The creation of the Ministry of Natural Resources and the Environment (MNRE) following the November 2011 elections has resulted in serious staffing issues at the Environmental Protection Agency (EPA) since persons have been transferred to the ministry or one of its programmes.
This is according to the annual report of the EPA for the year 2012, released in electronic form in the National Assembly last week.
According to the report, six staff members from the EPA’s core programme were assigned by the MNRE to its Head Office, the National Parks Commission, and the Pick-it-Up Campaign. “As a result, the Natural Resources Management Division battled without a director and a special projects officer, for the entire year. Similarly, the Education, Information and Training Division operated without its sole senior environmental officer and one of its 4 environmental officers,” the report said.
The report said that there was no movement on the agency’s proposal to split the Environmental Management Division (EMD) into two divisions, each to be managed by a director.
“As such, the EMD continued to grapple with an increasingly excessive workload throughout the year exacerbated by frequent staff turnover,” the report said.
“The agency also grappled with the challenge of completing its work-plan for the year in face of the late receipt of its subvention due to a lengthy delay in the passing of the 2012 National Budget. A total subvention of $160,920,000 was received for year, with $31,000,000 of this amount coming from the Environmental Trust Fund,” the report said.
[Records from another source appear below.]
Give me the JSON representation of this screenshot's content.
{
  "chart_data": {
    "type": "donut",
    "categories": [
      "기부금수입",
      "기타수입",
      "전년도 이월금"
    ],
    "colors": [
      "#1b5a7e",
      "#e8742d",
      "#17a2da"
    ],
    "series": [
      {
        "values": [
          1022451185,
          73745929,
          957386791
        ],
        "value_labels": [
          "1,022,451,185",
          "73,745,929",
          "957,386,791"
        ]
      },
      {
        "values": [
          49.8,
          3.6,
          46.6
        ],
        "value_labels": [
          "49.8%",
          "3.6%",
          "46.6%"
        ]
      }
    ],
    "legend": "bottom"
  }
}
The EPA said the Marriott project was among 316 environmental authorisations issued during the year and this figure represented an increase of 2 per cent over that of 2011. The permits granted included 65 environmental permits, 75 operational permits, 5 construction permits, 6 letters of authorisation, and 165 noise permits.
“From the granted permits, two EIA projects, Marriot Hotel and ETK Mining were issued environmental authorisations in May and July 2012, respectively,” the report said.
According to the report, the Monitoring and Enforcement Unit’s monitoring activities increased significantly during 2012. A total of 91 environmental audits were conducted for the reporting period.
During the year, the EPA received 73 applications for renewal of environmental authorisation, one for transfer, and 10 for variance.
“Furthermore, the unit worked along with other units to investigate complaints and recommend enforcement action to be taken. The unit also reviewed numerous monitoring and compliance reports, environmental management plans (emps), annual reports and closure plans during the year, and made recommendations,” the report said.
“The agency improved the enforcement of the Environmental Protection Act through the issuance of Prohibition Notices. A total of two Prohibition Notices were issued in 2012,” the report said.
“The agency also proceeded with enforcement action through the courts filing injunctions against those persons who were non-compliant with the prohibition notices,” the report said. The EPA said that at the end of 2012, four cases were ongoing and these were D.R. Dhunmun (Swine Rearing Operation), Rajunauth Iserdar (Swine Rearing Operation), Jadoo Narine and Hardat Narine (Service Station) and Leondre Ramcharran (Spray Painting Operation).
“The agency has also sought to strengthen its compliance monitoring towards resolving cases of persistent environmental nuisance, eg Bosai at Linden and Hakh Rice Mill at Cane Grove, Mahaica. In that regard, the agency has conducted extensive monitoring of air quality at the Hakh Rice Mill during the months of April and November, 2012,” the report said.
The EPA pointed to the need for an in-house legal officer so as to enable it to engage legally with offenders to the Act. “…there are many cases which need legal attention and the current arrangements do not facilitate the speedy response from the current legal representative,” the report said.
The EPA report said that the Mining and Forestry Unit received the highest number of applications for the development of new projects. “Lumber and lumber processing facilities accounted for the largest number of applications received. This trend highlights the importance of establishing sustainable logging practices in keeping with the Low Carbon Development Strategy,” the report said.